Deux ondes de choc en vue

Pour l’économiste et collaborateur au Monde diplomatique Frédéric Lordon, la crise actuelle est avant tout celle de la « basse pression salariale », alors que le « crédit est devenu la béquille d’un capitalisme où la rémunération du travail ne suffit plus à solvabiliser la demande des salariés » [2].

C’est le ressort de la crise de 2007-2008. Elle est loin d’être terminée, comme le montre une projection établie par le Crédit suisse montrant la montée en puissance des échéances des prêts révisables « subprimes » de 2007 à 2008, puis des prêts « Option ARM » et « Alt-A » de 2009 à 2011. Des noms barbares pour désigner ce sur quoi a fonctionné le prétendu « modèle américain » : un recours massif à l’endettement. C’est cette fuite en avant que le reflux économique laisse à nu.
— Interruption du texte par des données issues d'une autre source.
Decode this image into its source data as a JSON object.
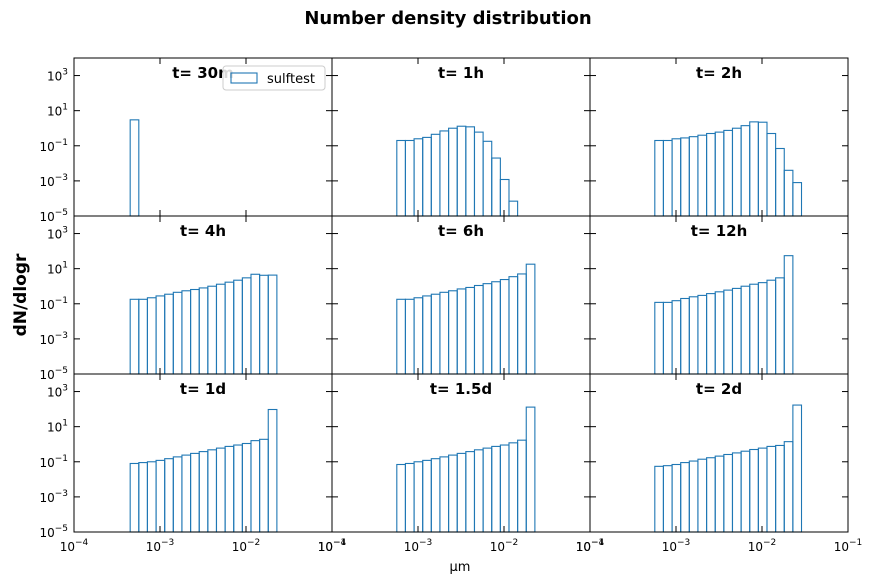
{
  "figure": {
    "suptitle": "Number density distribution",
    "ylabel": "dN/dlogr",
    "xlabel": "μm"
  },
  "legend": {
    "label": "sulftest",
    "placement": "top-right of first panel"
  },
  "chart_data": {
    "type": "bar",
    "style": "step histogram (unfilled bars)",
    "series_color": "#1f77b4",
    "x_scale": "log",
    "y_scale": "log",
    "xlim": [
      0.0001,
      0.1
    ],
    "ylim": [
      1e-05,
      10000
    ],
    "x_ticks": [
      {
        "value": 0.0001,
        "base": "10",
        "exp": "−4"
      },
      {
        "value": 0.001,
        "base": "10",
        "exp": "−3"
      },
      {
        "value": 0.01,
        "base": "10",
        "exp": "−2"
      },
      {
        "value": 0.1,
        "base": "10",
        "exp": "−1"
      }
    ],
    "y_ticks": [
      {
        "value": 1e-05,
        "base": "10",
        "exp": "−5"
      },
      {
        "value": 0.001,
        "base": "10",
        "exp": "−3"
      },
      {
        "value": 0.1,
        "base": "10",
        "exp": "−1"
      },
      {
        "value": 10,
        "base": "10",
        "exp": "1"
      },
      {
        "value": 1000,
        "base": "10",
        "exp": "3"
      }
    ],
    "bin_edges": [
      0.00045,
      0.000567,
      0.000714,
      0.0009,
      0.001134,
      0.001428,
      0.0018,
      0.002268,
      0.002857,
      0.0036,
      0.004536,
      0.005715,
      0.0072,
      0.009072,
      0.01143,
      0.0144,
      0.018144,
      0.02286,
      0.0288
    ],
    "panels": [
      {
        "title": "t= 30m",
        "values": [
          3,
          0,
          0,
          0,
          0,
          0,
          0,
          0,
          0,
          0,
          0,
          0,
          0,
          0,
          0,
          0,
          0,
          0
        ]
      },
      {
        "title": "t= 1h",
        "values": [
          0,
          0.2,
          0.2,
          0.25,
          0.3,
          0.45,
          0.7,
          1.0,
          1.3,
          1.2,
          0.6,
          0.18,
          0.02,
          0.0012,
          7e-05,
          0,
          0,
          0
        ]
      },
      {
        "title": "t= 2h",
        "values": [
          0,
          0.2,
          0.2,
          0.25,
          0.28,
          0.33,
          0.4,
          0.5,
          0.6,
          0.75,
          1.0,
          1.4,
          2.3,
          2.2,
          0.5,
          0.07,
          0.004,
          0.0008
        ]
      },
      {
        "title": "t= 4h",
        "values": [
          0.18,
          0.18,
          0.22,
          0.28,
          0.35,
          0.45,
          0.55,
          0.65,
          0.8,
          1.0,
          1.3,
          1.7,
          2.2,
          3.0,
          4.8,
          4.2,
          4.3,
          0
        ]
      },
      {
        "title": "t= 6h",
        "values": [
          0,
          0.18,
          0.18,
          0.22,
          0.28,
          0.35,
          0.45,
          0.55,
          0.7,
          0.85,
          1.1,
          1.4,
          1.8,
          2.4,
          3.5,
          5.0,
          18,
          0
        ]
      },
      {
        "title": "t= 12h",
        "values": [
          0,
          0.12,
          0.12,
          0.15,
          0.2,
          0.25,
          0.3,
          0.38,
          0.48,
          0.6,
          0.75,
          1.0,
          1.3,
          1.6,
          2.2,
          3.0,
          55,
          0
        ]
      },
      {
        "title": "t= 1d",
        "values": [
          0.08,
          0.09,
          0.1,
          0.12,
          0.15,
          0.19,
          0.24,
          0.3,
          0.38,
          0.48,
          0.6,
          0.75,
          0.9,
          1.1,
          1.6,
          1.9,
          95,
          0
        ]
      },
      {
        "title": "t= 1.5d",
        "values": [
          0,
          0.07,
          0.08,
          0.1,
          0.12,
          0.15,
          0.19,
          0.24,
          0.3,
          0.38,
          0.48,
          0.6,
          0.75,
          0.9,
          1.2,
          1.7,
          130,
          0
        ]
      },
      {
        "title": "t= 2d",
        "values": [
          0,
          0.055,
          0.06,
          0.07,
          0.09,
          0.11,
          0.14,
          0.17,
          0.21,
          0.26,
          0.32,
          0.4,
          0.5,
          0.6,
          0.75,
          0.85,
          1.4,
          170
        ]
      }
    ]
  }
}
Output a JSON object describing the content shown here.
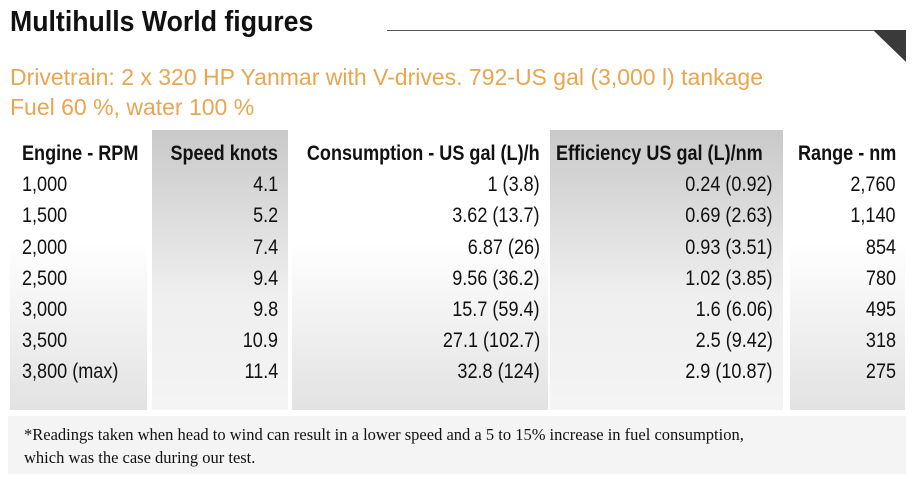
{
  "header": {
    "title": "Multihulls World figures",
    "subtitle": [
      "Drivetrain: 2 x 320 HP Yanmar with V-drives. 792-US gal (3,000 l) tankage",
      "Fuel 60 %, water 100 %"
    ]
  },
  "table": {
    "columns": [
      "Engine - RPM",
      "Speed knots",
      "Consumption - US gal (L)/h",
      "Efficiency  US gal (L)/nm",
      "Range - nm"
    ],
    "rows": [
      [
        "1,000",
        "4.1",
        "1 (3.8)",
        "0.24 (0.92)",
        "2,760"
      ],
      [
        "1,500",
        "5.2",
        "3.62 (13.7)",
        "0.69 (2.63)",
        "1,140"
      ],
      [
        "2,000",
        "7.4",
        "6.87 (26)",
        "0.93 (3.51)",
        "854"
      ],
      [
        "2,500",
        "9.4",
        "9.56 (36.2)",
        "1.02 (3.85)",
        "780"
      ],
      [
        "3,000",
        "9.8",
        "15.7 (59.4)",
        "1.6 (6.06)",
        "495"
      ],
      [
        "3,500",
        "10.9",
        "27.1 (102.7)",
        "2.5 (9.42)",
        "318"
      ],
      [
        "3,800 (max)",
        "11.4",
        "32.8 (124)",
        "2.9 (10.87)",
        "275"
      ]
    ]
  },
  "footnote": [
    "*Readings taken when head to wind can result in a lower speed and a 5 to 15% increase in fuel consumption,",
    "which was the case during our test."
  ]
}
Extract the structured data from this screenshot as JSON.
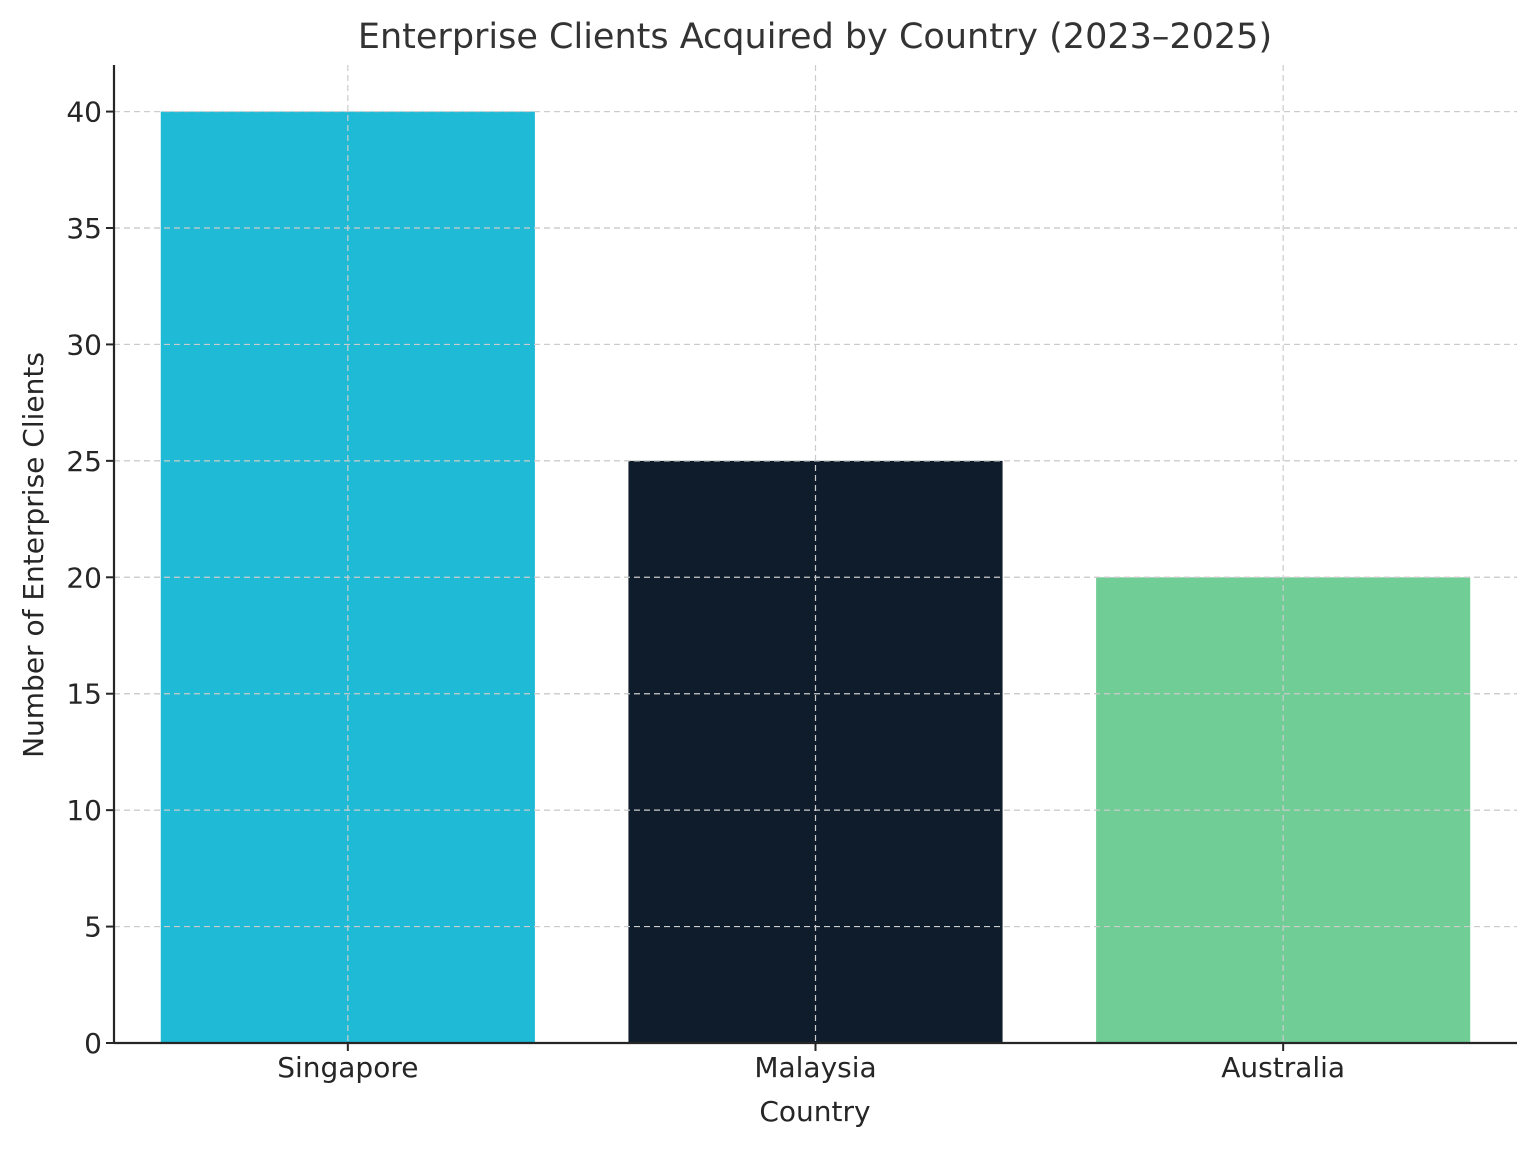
{
  "chart_data": {
    "type": "bar",
    "title": "Enterprise Clients Acquired by Country (2023–2025)",
    "xlabel": "Country",
    "ylabel": "Number of Enterprise Clients",
    "categories": [
      "Singapore",
      "Malaysia",
      "Australia"
    ],
    "values": [
      40,
      25,
      20
    ],
    "colors": [
      "#1fbad6",
      "#0e1c2b",
      "#70cd96"
    ],
    "ylim": [
      0,
      42
    ],
    "yticks": [
      0,
      5,
      10,
      15,
      20,
      25,
      30,
      35,
      40
    ],
    "grid": true,
    "legend": "none"
  }
}
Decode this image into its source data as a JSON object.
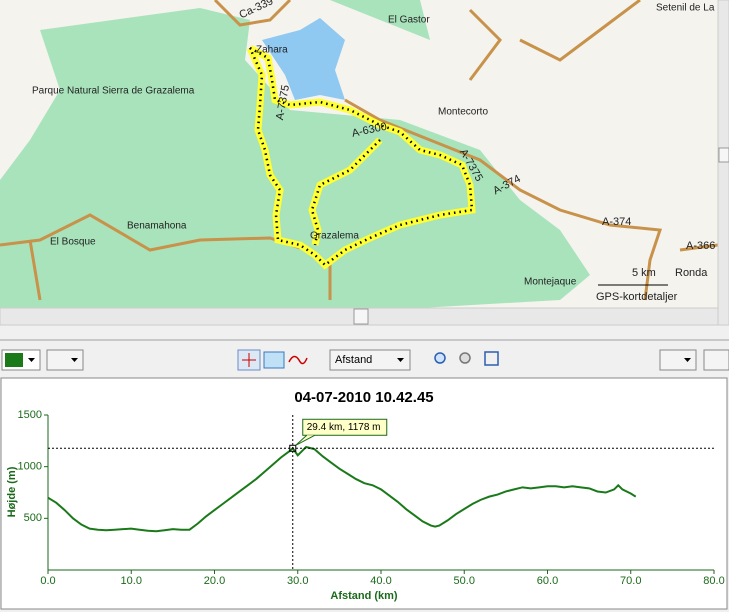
{
  "map": {
    "labels": [
      "Ca-339",
      "El Gastor",
      "Setenil de La",
      "Zahara",
      "Parque Natural Sierra de Grazalema",
      "A-7375",
      "Montecorto",
      "A-6300",
      "A-7375",
      "A-374",
      "A-374",
      "Benamahona",
      "El Bosque",
      "Grazalema",
      "A-366",
      "Montejaque",
      "5 km",
      "Ronda"
    ],
    "details": "GPS-kortdetaljer"
  },
  "toolbar": {
    "dropdown": "Afstand"
  },
  "chart_data": {
    "type": "line",
    "title": "04-07-2010 10.42.45",
    "xlabel": "Afstand (km)",
    "ylabel": "Højde (m)",
    "x": [
      0,
      1,
      2,
      3,
      4,
      5,
      6,
      7,
      8,
      9,
      10,
      11,
      12,
      13,
      14,
      15,
      16,
      17,
      18,
      19,
      20,
      21,
      22,
      23,
      24,
      25,
      26,
      27,
      28,
      29,
      29.4,
      30,
      30.5,
      31,
      32,
      33,
      34,
      35,
      36,
      37,
      38,
      39,
      40,
      41,
      42,
      43,
      44,
      45,
      46,
      46.5,
      47,
      48,
      49,
      50,
      51,
      52,
      53,
      54,
      55,
      56,
      57,
      58,
      59,
      60,
      61,
      62,
      63,
      64,
      65,
      66,
      67,
      68,
      68.5,
      69,
      70,
      70.6
    ],
    "series": [
      {
        "name": "Højde",
        "color": "#1a7a1a",
        "values": [
          700,
          650,
          580,
          500,
          440,
          400,
          390,
          385,
          390,
          395,
          400,
          390,
          380,
          375,
          385,
          395,
          390,
          390,
          450,
          520,
          580,
          640,
          700,
          760,
          820,
          880,
          950,
          1020,
          1090,
          1150,
          1178,
          1110,
          1150,
          1190,
          1170,
          1100,
          1040,
          980,
          930,
          880,
          840,
          820,
          780,
          720,
          660,
          590,
          530,
          470,
          430,
          420,
          430,
          480,
          540,
          590,
          640,
          680,
          710,
          730,
          760,
          780,
          800,
          790,
          800,
          810,
          810,
          800,
          810,
          800,
          790,
          760,
          750,
          780,
          820,
          780,
          740,
          710
        ]
      }
    ],
    "xlim": [
      0,
      80
    ],
    "ylim": [
      0,
      1500
    ],
    "xticks": [
      {
        "value": 0,
        "label": "0.0"
      },
      {
        "value": 10,
        "label": "10.0"
      },
      {
        "value": 20,
        "label": "20.0"
      },
      {
        "value": 30,
        "label": "30.0"
      },
      {
        "value": 40,
        "label": "40.0"
      },
      {
        "value": 50,
        "label": "50.0"
      },
      {
        "value": 60,
        "label": "60.0"
      },
      {
        "value": 70,
        "label": "70.0"
      },
      {
        "value": 80,
        "label": "80.0"
      }
    ],
    "yticks": [
      500,
      1000,
      1500
    ],
    "grid": false,
    "cursor": {
      "x": 29.4,
      "y": 1178,
      "label": "29.4 km, 1178 m"
    }
  }
}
Le stock de dettes ne va pas s’évaporer et leur arrivée à échéance va provoquer de nouveaux chocs financiers sévères, qui frapperont un système déjà fragilisé par les premières étapes de la crise.

Le retour des États

Le 23 octobre 2008, Alan Greenspan, gouverneur pendant dix-huit ans de la banque centrale des États-Unis, la fameuse « Fed », était auditionné par une commission de la Chambre des représentants. Leur dialogue fut surréaliste : « Pensez-vous que votre idéologie vous a poussé à prendre des décisions que vous aimeriez aujourd’hui ne pas avoir prises ? » lui demanda-t-on. « “Oui, il y avait une faille”, lâche le “maître” devant une assemblée stupéfaite. [...] “Vous savez, c’est précisément pour cette raison que je suis en état de choc parce que j’ai considéré pendant quarante ans ou plus que cela fonctionnait exceptionnellement bien”. » [3] Cet aveu est un marqueur : celui de l’effondrement de l’idéologie néolibérale. On est loin du président Ronald Reagan, quand il déclarait, en 1981, dans son discours d’investiture : « L’État n’est pas la solution à nos problèmes... L’État est le problème. » Vingt-sept ans plus tard, le système financier américain n’a pu être provisoirement sauvé que par l’injection massive de fonds publics. Ce n’est donc pas un hasard que l’économiste Joseph Stiglitz, l’un des premiers à avoir anticipé la crise actuelle, préconise « encore quelques doses de médecine keynésienne » [4].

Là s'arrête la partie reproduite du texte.